Agent should behave as the best program in its place would. Programmer would want to send a program that never outputs "COOPERATE". (Let's call this program D. It receives maximum possible utility against any possible X including X=D. Other program can receive more utility against its own copy then D against X=D, but it doesn't help it against X=D. Also, D receives strictly more utility in the case when X equals this other program.) So Agent should not output "COOPERATE".

Logical approach / Probably, some version of LDT

Agent is logically entangled with all programs which implement the same decision procedure. Many such programs are in S. Programmer's ex-ante expected utility is higher if Agent's decision procedure makes so all these programs output "COOPERATE". So Agent should output "COOPERATE".

Possible takeaways

Notice that all three approaches that advice to output "COOPERATE" would nonetheless agree that it would be better for the Programmer to send always-defecting program instead of Agent.

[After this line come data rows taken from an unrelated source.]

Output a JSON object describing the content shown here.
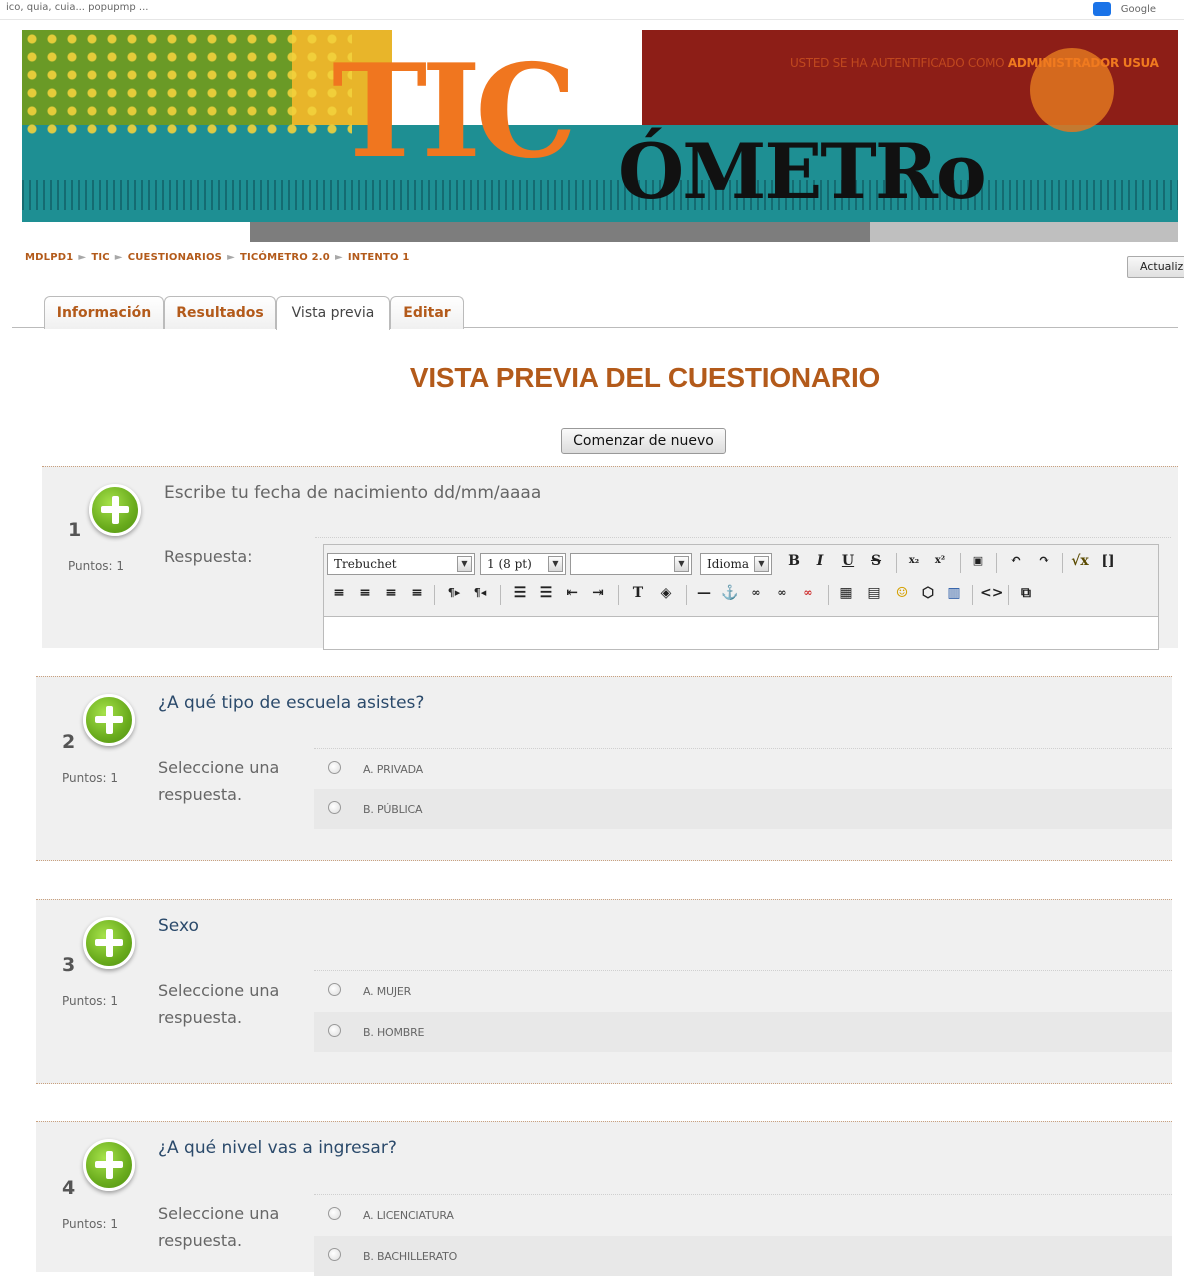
{
  "browser": {
    "url_text": "ico, quia, cuia... popupmp  ...",
    "search_text": "Google"
  },
  "banner": {
    "logo_tic": "TIC",
    "logo_metro": "ÓMETRo",
    "auth_prefix": "USTED SE HA AUTENTIFICADO COMO ",
    "auth_user": "ADMINISTRADOR USUA"
  },
  "breadcrumb": [
    "MDLPD1",
    "TIC",
    "CUESTIONARIOS",
    "TICÓMETRO 2.0",
    "INTENTO 1"
  ],
  "update_button": "Actualiz",
  "tabs": [
    {
      "label": "Información"
    },
    {
      "label": "Resultados"
    },
    {
      "label": "Vista previa",
      "active": true
    },
    {
      "label": "Editar"
    }
  ],
  "page_title": "VISTA PREVIA DEL CUESTIONARIO",
  "restart_button": "Comenzar de nuevo",
  "editor": {
    "font": "Trebuchet",
    "size": "1 (8 pt)",
    "format": "",
    "language": "Idioma"
  },
  "questions": [
    {
      "number": "1",
      "points": "Puntos: 1",
      "text": "Escribe tu fecha de nacimiento dd/mm/aaaa",
      "answer_label": "Respuesta:"
    },
    {
      "number": "2",
      "points": "Puntos: 1",
      "text": "¿A qué tipo de escuela asistes?",
      "select_label": "Seleccione una respuesta.",
      "options": [
        "A. PRIVADA",
        "B. PÚBLICA"
      ]
    },
    {
      "number": "3",
      "points": "Puntos: 1",
      "text": "Sexo",
      "select_label": "Seleccione una respuesta.",
      "options": [
        "A. MUJER",
        "B. HOMBRE"
      ]
    },
    {
      "number": "4",
      "points": "Puntos: 1",
      "text": "¿A qué nivel vas a ingresar?",
      "select_label": "Seleccione una respuesta.",
      "options": [
        "A. LICENCIATURA",
        "B. BACHILLERATO"
      ]
    }
  ]
}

So we have two options, and both are in some sense weird:

  • Agent should output "COOPERATE". Sometimes simple not-agentic, not-consequentialist procedures achieve better expected utility than perfect consequentialist agents even in cases where no one tries to predict this agent in particular (probability that X equals Agent doesn't depend on whether program-player is Agent). Maybe also: Strategically relevant predictions can happen accidentally, there is no requirement of ex-ante reason to expect that the prediction will be correct.
  • Agent shouldn't output "COOPERATE". Direct logical entanglement of agent's behaviour with something that influences agent's utility isn't necessary strategically relevant. Maybe also: Prediction of an agents behaviour can be strategically relevant for this agent only if there is something such that prediction and behaviour itself are causally downstream from it.

Also, the disagreement between UDT and CDT with anthropic uncertainty seemingly contradicts this post. Probably there is no real contradiction and this situation just doesn't satisfy some required assumptions, but maybe it deserves future research.